正確には建物と建物の間に用水路があって1階には船着き場があるので3階建てだ。
屋上からは箒で出かけることも可能なので実質玄関は2つある。
俺たちは箒に乗ってあるところに向かっていた。
ちなみにこの箒、エデン魔法道具販売会社にお別れの時に試作品をもらったものである。
「ここ、ですか?」
「ああ」
アクリシータ魔法学院。
来月から開校する魔法を中心とした学校である。
門から奥は地面がある。
俺は地面に着地しその門をくぐり抜けた。
守衛のような人物が出てくる。
「なにをしにきた?」
「教員を募集していたと思うのだが」
「どうぞ」
守衛が道をあける。
俺は前に進んだ。
目の前に誰かが現れる。
「ようこそ。我がアクリシータ魔法学院へ!はじめまして校長のハゲ・アッターマンです」
「まだ開校してないけどな」
「ですね」
「用事はなんでしょうか」
そこにいたのは箒に乗った禿げ頭のおっさんだった。
名前そのままじゃねえか。
「教員を募集していたとおも…」
「はい!では校長室で話しましょう!」
…人の話は最後まで聞きましょう。
その時、風景が変わった。
「『空間転移』!?」
「おぉ。

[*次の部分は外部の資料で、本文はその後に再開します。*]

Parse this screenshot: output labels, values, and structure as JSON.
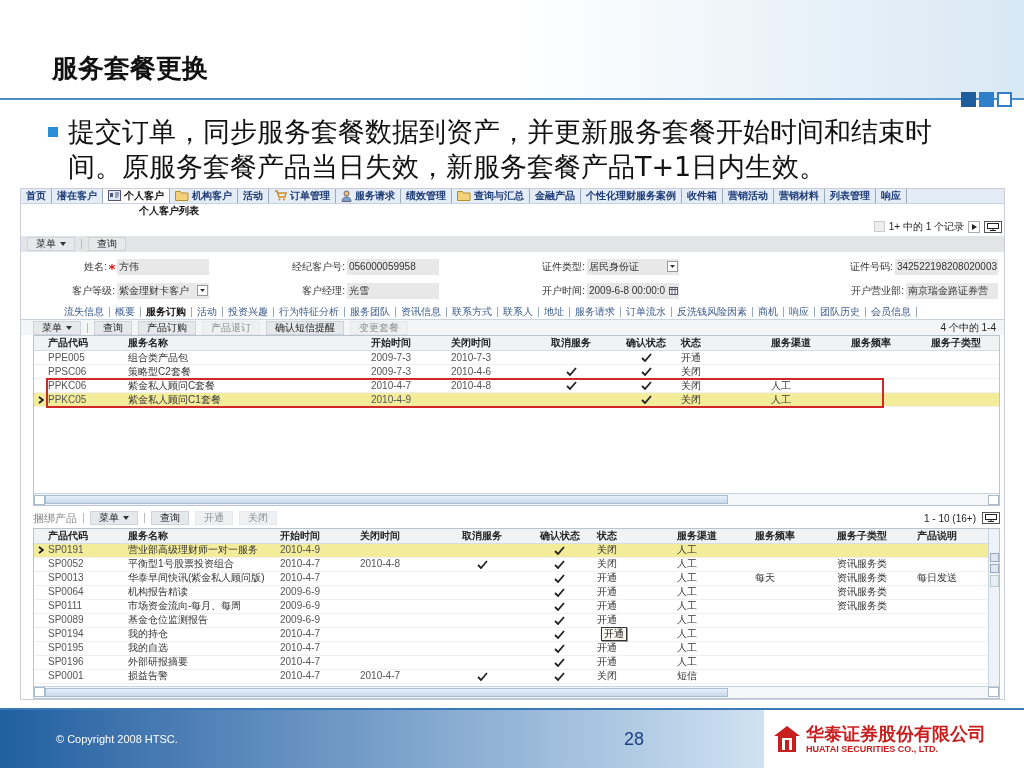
{
  "slide": {
    "title": "服务套餐更换",
    "bullet": "提交订单，同步服务套餐数据到资产，并更新服务套餐开始时间和结束时间。原服务套餐产品当日失效，新服务套餐产品T+1日内生效。",
    "copyright": "© Copyright 2008 HTSC.",
    "page_number": "28",
    "logo_cn": "华泰证券股份有限公司",
    "logo_en": "HUATAI SECURITIES CO., LTD."
  },
  "nav": [
    {
      "label": "首页",
      "kind": "plain",
      "selected": false
    },
    {
      "label": "潜在客户",
      "kind": "plain",
      "selected": false
    },
    {
      "label": "个人客户",
      "kind": "card",
      "selected": true
    },
    {
      "label": "机构客户",
      "kind": "folder",
      "selected": false
    },
    {
      "label": "活动",
      "kind": "plain",
      "selected": false
    },
    {
      "label": "订单管理",
      "kind": "cart",
      "selected": false
    },
    {
      "label": "服务请求",
      "kind": "person",
      "selected": false
    },
    {
      "label": "绩效管理",
      "kind": "plain",
      "selected": false
    },
    {
      "label": "查询与汇总",
      "kind": "folder",
      "selected": false
    },
    {
      "label": "金融产品",
      "kind": "plain",
      "selected": false
    },
    {
      "label": "个性化理财服务案例",
      "kind": "plain",
      "selected": false
    },
    {
      "label": "收件箱",
      "kind": "plain",
      "selected": false
    },
    {
      "label": "营销活动",
      "kind": "plain",
      "selected": false
    },
    {
      "label": "营销材料",
      "kind": "plain",
      "selected": false
    },
    {
      "label": "列表管理",
      "kind": "plain",
      "selected": false
    },
    {
      "label": "响应",
      "kind": "plain",
      "selected": false
    }
  ],
  "subtitle": "个人客户列表",
  "pager": "1+ 中的 1 个记录",
  "toolbar": [
    {
      "label": "菜单",
      "kind": "menu"
    },
    {
      "label": "查询",
      "kind": "button"
    }
  ],
  "fields": [
    {
      "label": "姓名:",
      "required": true,
      "value": "方伟",
      "kind": "text"
    },
    {
      "label": "经纪客户号:",
      "required": false,
      "value": "056000059958",
      "kind": "text"
    },
    {
      "label": "证件类型:",
      "required": false,
      "value": "居民身份证",
      "kind": "select"
    },
    {
      "label": "证件号码:",
      "required": false,
      "value": "342522198208020003",
      "kind": "text"
    },
    {
      "label": "客户等级:",
      "required": false,
      "value": "紫金理财卡客户",
      "kind": "select"
    },
    {
      "label": "客户经理:",
      "required": false,
      "value": "光雪",
      "kind": "text"
    },
    {
      "label": "开户时间:",
      "required": false,
      "value": "2009-6-8 00:00:0",
      "kind": "date"
    },
    {
      "label": "开户营业部:",
      "required": false,
      "value": "南京瑞金路证券营",
      "kind": "text"
    }
  ],
  "detail_tabs": [
    {
      "label": "流失信息",
      "selected": false
    },
    {
      "label": "概要",
      "selected": false
    },
    {
      "label": "服务订购",
      "selected": true
    },
    {
      "label": "活动",
      "selected": false
    },
    {
      "label": "投资兴趣",
      "selected": false
    },
    {
      "label": "行为特征分析",
      "selected": false
    },
    {
      "label": "服务团队",
      "selected": false
    },
    {
      "label": "资讯信息",
      "selected": false
    },
    {
      "label": "联系方式",
      "selected": false
    },
    {
      "label": "联系人",
      "selected": false
    },
    {
      "label": "地址",
      "selected": false
    },
    {
      "label": "服务请求",
      "selected": false
    },
    {
      "label": "订单流水",
      "selected": false
    },
    {
      "label": "反洗钱风险因素",
      "selected": false
    },
    {
      "label": "商机",
      "selected": false
    },
    {
      "label": "响应",
      "selected": false
    },
    {
      "label": "团队历史",
      "selected": false
    },
    {
      "label": "会员信息",
      "selected": false
    }
  ],
  "services": {
    "toolbar": [
      {
        "label": "菜单",
        "kind": "menu",
        "disabled": false
      },
      {
        "label": "查询",
        "kind": "button",
        "disabled": false
      },
      {
        "label": "产品订购",
        "kind": "button",
        "disabled": false
      },
      {
        "label": "产品退订",
        "kind": "button",
        "disabled": true
      },
      {
        "label": "确认短信提醒",
        "kind": "button",
        "disabled": false
      },
      {
        "label": "变更套餐",
        "kind": "button",
        "disabled": true
      }
    ],
    "count": "4 个中的 1-4",
    "columns": [
      "产品代码",
      "服务名称",
      "开始时间",
      "关闭时间",
      "取消服务",
      "确认状态",
      "状态",
      "服务渠道",
      "服务频率",
      "服务子类型"
    ],
    "rows": [
      {
        "code": "PPE005",
        "name": "组合类产品包",
        "start": "2009-7-3",
        "end": "2010-7-3",
        "cancelled": false,
        "confirmed": true,
        "status": "开通",
        "selected": false,
        "highlighted": false
      },
      {
        "code": "PPSC06",
        "name": "策略型C2套餐",
        "start": "2009-7-3",
        "end": "2010-4-6",
        "cancelled": true,
        "confirmed": true,
        "status": "关闭",
        "selected": false,
        "highlighted": false
      },
      {
        "code": "PPKC06",
        "name": "紫金私人顾问C套餐",
        "start": "2010-4-7",
        "end": "2010-4-8",
        "cancelled": true,
        "confirmed": true,
        "status": "关闭",
        "channel": "人工",
        "selected": false,
        "highlighted": true
      },
      {
        "code": "PPKC05",
        "name": "紫金私人顾问C1套餐",
        "start": "2010-4-9",
        "cancelled": false,
        "confirmed": true,
        "status": "关闭",
        "channel": "人工",
        "selected": true,
        "highlighted": true
      }
    ]
  },
  "bundle": {
    "title": "捆绑产品",
    "toolbar": [
      {
        "label": "菜单",
        "kind": "menu",
        "disabled": false
      },
      {
        "label": "查询",
        "kind": "button",
        "disabled": false
      },
      {
        "label": "开通",
        "kind": "button",
        "disabled": true
      },
      {
        "label": "关闭",
        "kind": "button",
        "disabled": true
      }
    ],
    "count": "1 - 10 (16+)",
    "columns": [
      "产品代码",
      "服务名称",
      "开始时间",
      "关闭时间",
      "取消服务",
      "确认状态",
      "状态",
      "服务渠道",
      "服务频率",
      "服务子类型",
      "产品说明"
    ],
    "rows": [
      {
        "code": "SP0191",
        "name": "营业部高级理财师一对一服务",
        "start": "2010-4-9",
        "cancelled": false,
        "confirmed": true,
        "status": "关闭",
        "channel": "人工",
        "selected": true
      },
      {
        "code": "SP0052",
        "name": "平衡型1号股票投资组合",
        "start": "2010-4-7",
        "end": "2010-4-8",
        "cancelled": true,
        "confirmed": true,
        "status": "关闭",
        "channel": "人工",
        "subtype": "资讯服务类",
        "selected": false
      },
      {
        "code": "SP0013",
        "name": "华泰早间快讯(紫金私人顾问版)",
        "start": "2010-4-7",
        "cancelled": false,
        "confirmed": true,
        "status": "开通",
        "channel": "人工",
        "frequency": "每天",
        "subtype": "资讯服务类",
        "description": "每日发送",
        "selected": false
      },
      {
        "code": "SP0064",
        "name": "机构报告精读",
        "start": "2009-6-9",
        "cancelled": false,
        "confirmed": true,
        "status": "开通",
        "channel": "人工",
        "subtype": "资讯服务类",
        "selected": false
      },
      {
        "code": "SP0111",
        "name": "市场资金流向-每月、每周",
        "start": "2009-6-9",
        "cancelled": false,
        "confirmed": true,
        "status": "开通",
        "channel": "人工",
        "subtype": "资讯服务类",
        "selected": false
      },
      {
        "code": "SP0089",
        "name": "基金仓位监测报告",
        "start": "2009-6-9",
        "cancelled": false,
        "confirmed": true,
        "status": "开通",
        "channel": "人工",
        "selected": false
      },
      {
        "code": "SP0194",
        "name": "我的持仓",
        "start": "2010-4-7",
        "cancelled": false,
        "confirmed": true,
        "tooltip": "开通",
        "channel": "人工",
        "selected": false
      },
      {
        "code": "SP0195",
        "name": "我的自选",
        "start": "2010-4-7",
        "cancelled": false,
        "confirmed": true,
        "status": "开通",
        "channel": "人工",
        "selected": false
      },
      {
        "code": "SP0196",
        "name": "外部研报摘要",
        "start": "2010-4-7",
        "cancelled": false,
        "confirmed": true,
        "status": "开通",
        "channel": "人工",
        "selected": false
      },
      {
        "code": "SP0001",
        "name": "损益告警",
        "start": "2010-4-7",
        "end": "2010-4-7",
        "cancelled": true,
        "confirmed": true,
        "status": "关闭",
        "channel": "短信",
        "selected": false
      }
    ]
  }
}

知っておりましたか。それで用事は?」
「ここの教員になりたいのですが…」
「すみませんがステータスを見せてもらえますか?」
「わかりました」
俺はステータスをはげ校長に見せる。
「なんと!あなたが最上位神でしたか!出会えて光栄です」
「あ、どうも」
「そちらの方は?」
「俺の使い魔のシャーロットです」
「使い魔、ですか。はぁ」
「あれ?違うのか?なんかおかしかった?」
「いや、その…」
「まぁいい。それはそうとして採用してくれますか?」
「もちろんです!教科は闇魔法なんてどうでしょう?」
「ああ、いいっすよ」
「即決!では部活の顧問もしてもらいませんか?」
「わかりました。いいですよ。でも彼女も助手として雇ってくれませんか」
「了解です。ではまた明日ここに来てください。詳細をお伝えします」
「ああ、あと俺が最上位神であることは内緒にしてください。いろいろとややこしいことがあると嫌なので」
そうして俺はアクリシータ魔法学院の教員となった。